Wir fragen die Bundesregierung:
Fragen2
Wie viele Führerscheinerteilungen im Kfz-Bereich (Führerscheinklassen B und BE) gab es in den letzten 20 Jahren (spätestens seit 2004) bis einschließlich 2016 bei jungen Menschen (17- bis einschließlich 21-Jährige) in den 35 Stadt- und Landkreisen von Baden-Württemberg, und wie hoch waren zeitgleich die Bevölkerungszahlen der jeweiligen Jahrgänge in den erfragten Stadt- und Landkreisen Baden-Württembergs (bitte die Zahlen für jeden Stadt- und Landkreis in Baden-Württemberg sowie landesweit auflisten und nach den einzelnen Jahrgängen aufschlüsseln, bitte als Excel-Datei zur Verfügung stellen)?
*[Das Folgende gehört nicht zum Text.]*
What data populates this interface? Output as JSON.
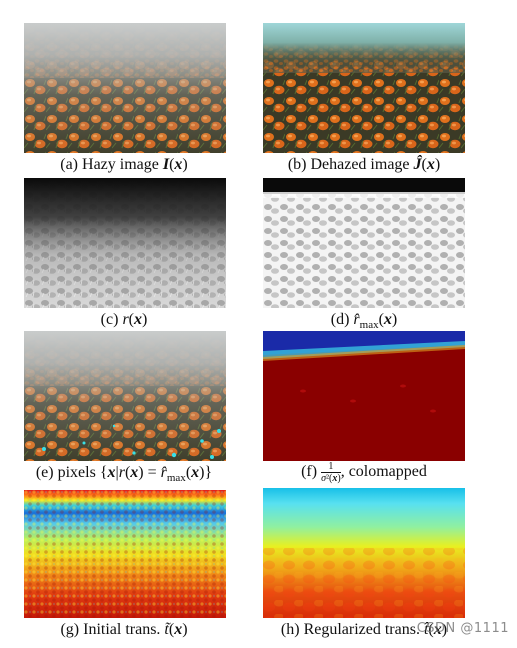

Wie viele Führerscheinerteilungen im Kfz-Bereich (Führerscheinklassen B und BE) gab es in den letzten 20 Jahren (spätestens seit 2004) bis einschließlich 2016 bei jungen Menschen (17- bis einschließlich 21-Jährige) in den 16 Bundesländern, und wie hoch waren zeitgleich die Bevölkerungszahlen der jeweiligen Jahrgänge in den erfragten Bundesländern (bitte die Zahlen für die Bundesländer und bundesweit auflisten und nach den einzelnen Jahrgängen aufschlüsseln, bitte als Excel-Datei zur Verfügung stellen)?